Don Ottaviano, che cosa succede nel quartiere? «C’è troppa tensione sociale. Gli incendi di questi giorni hanno esasperato gli animi. È come se avessero dato la stura al malessere dei residenti».
Qual è il problema? «Viviamo nel quartiere più multietnico di Torino. Tutti gli extracomunitari vengono ad abitare qui. Vent’anni fa celebravo 100 matrimoni all’anno, nel 2008 solo 14: si rende conto?». La chiesa di Maria Regina della Pace è nel cuore di Barriera di Milano. Il parroco, don Ottaviano Pizzamiglio, origini venete, arriva in ufficio tenendo in mano una busta stropicciata. Dentro ci sono foto di auto bruciate, carcasse quasi irriconoscibili. L’altra notte un rogo ha annerito anche il muro perimetrale della sua chiesa. Ecco perché il fuoco lo riguarda da vicino, come la rabbia che cova sotto le cenere.

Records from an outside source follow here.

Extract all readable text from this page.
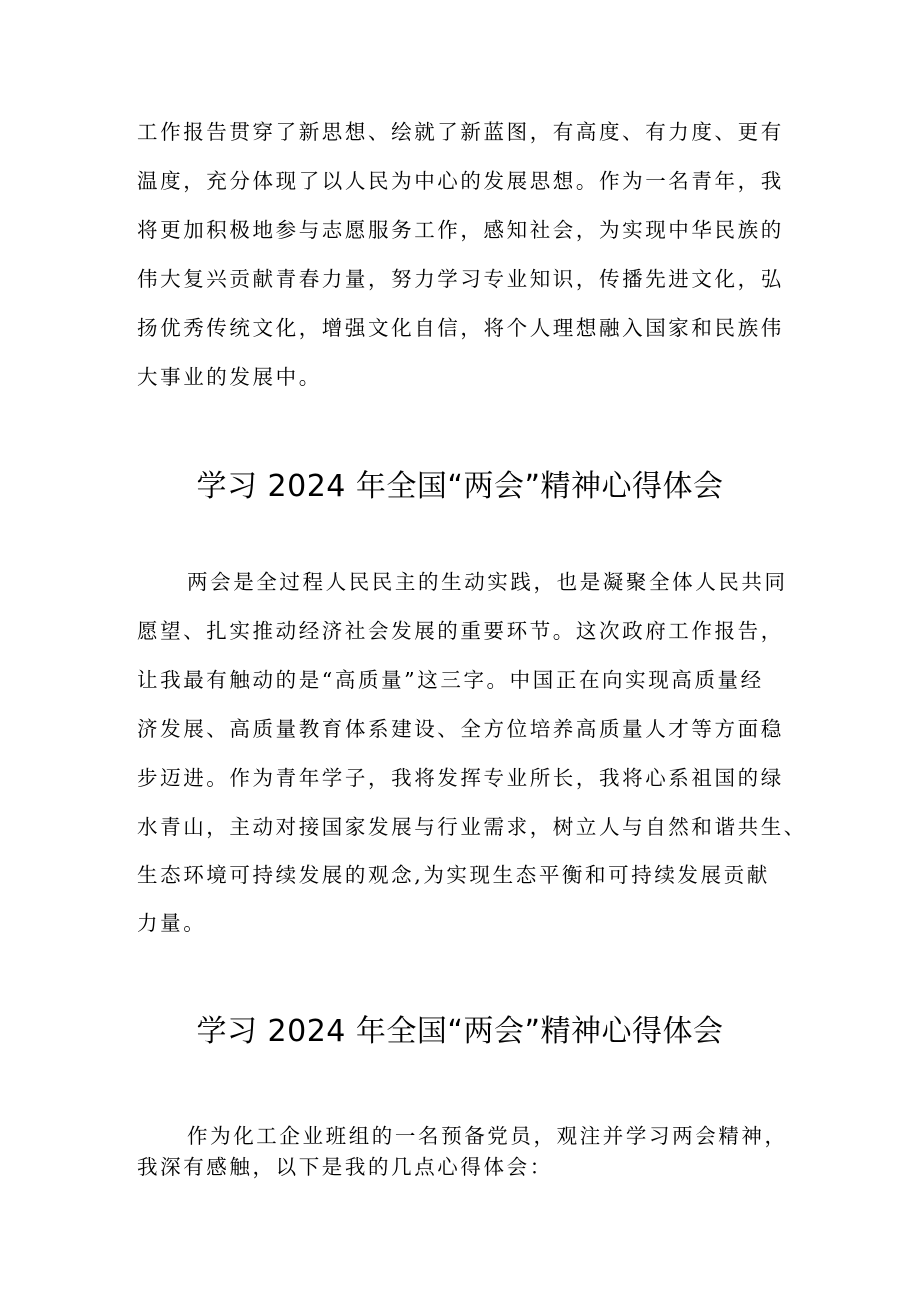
工作报告贯穿了新思想、绘就了新蓝图，有高度、有力度、更有
温度，充分体现了以人民为中心的发展思想。作为一名青年，我
将更加积极地参与志愿服务工作，感知社会，为实现中华民族的
伟大复兴贡献青春力量，努力学习专业知识，传播先进文化，弘
扬优秀传统文化，增强文化自信，将个人理想融入国家和民族伟
大事业的发展中。
学习 2024 年全国“两会”精神心得体会
两会是全过程人民民主的生动实践，也是凝聚全体人民共同
愿望、扎实推动经济社会发展的重要环节。这次政府工作报告，
让我最有触动的是“高质量”这三字。中国正在向实现高质量经
济发展、高质量教育体系建设、全方位培养高质量人才等方面稳
步迈进。作为青年学子，我将发挥专业所长，我将心系祖国的绿
水青山，主动对接国家发展与行业需求，树立人与自然和谐共生、
生态环境可持续发展的观念,为实现生态平衡和可持续发展贡献
力量。
学习 2024 年全国“两会”精神心得体会
作为化工企业班组的一名预备党员，观注并学习两会精神，
我深有感触，以下是我的几点心得体会：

Perché la gente di Barriera sta male? «Con l’islam c'è una diversità culturale incolmabile. Mi dispiace doverlo dire, ma è così».
Che cosa significa? «Le donne ti guardano da dietro al velo, mettono subito una distanza. I bambini non hanno la minima idea della cura del corpo e del rispetto, non sono educati, non sanno fare neppure pipì. I maghrebini, in generale, mancano di pulizia, igiene, si comportano in maniera poco corretta. In molti casi sono peggio degli zingari».
Questo lei non lo chiama razzismo? «No, è vita quotidiana, prova sul campo. Non è razzismo. Purtroppo i maghrebini stentano a capire. Non vogliono adattarsi al nostro modo di vivere, il loro menefreghismo crea molta insofferenza».
Gli incendi che cosa c’entrano? «I roghi delle auto, con relativi danni economici, hanno amplificato il senso di insicurezza del quartiere. E poi c’è un altro problema».
Quale? «I drogati. Nessuno li vuole: sono maledetti, i veri lebbrosi di oggi. Ma si bucano anche qui, sulla scale della chiesa, davanti alla scuola materna. L’altro giorno non ce l’ho più fatta, ho perso la pazienza: "Andatevene via. Altrimenti verranno a cacciarvi con i bastoni".
Un’allusione alle ronde? «Mi è scappata».
Vuole dei giustizieri davanti al sagrato? «No, non li voglio. Ma capisco la gente che scende in strada. Il disagio è reale, acutissimo. Come cristiano e come parroco devo impegnarmi per cercare un sentiero nuovo di integrazione e carità. Ma è davvero difficile».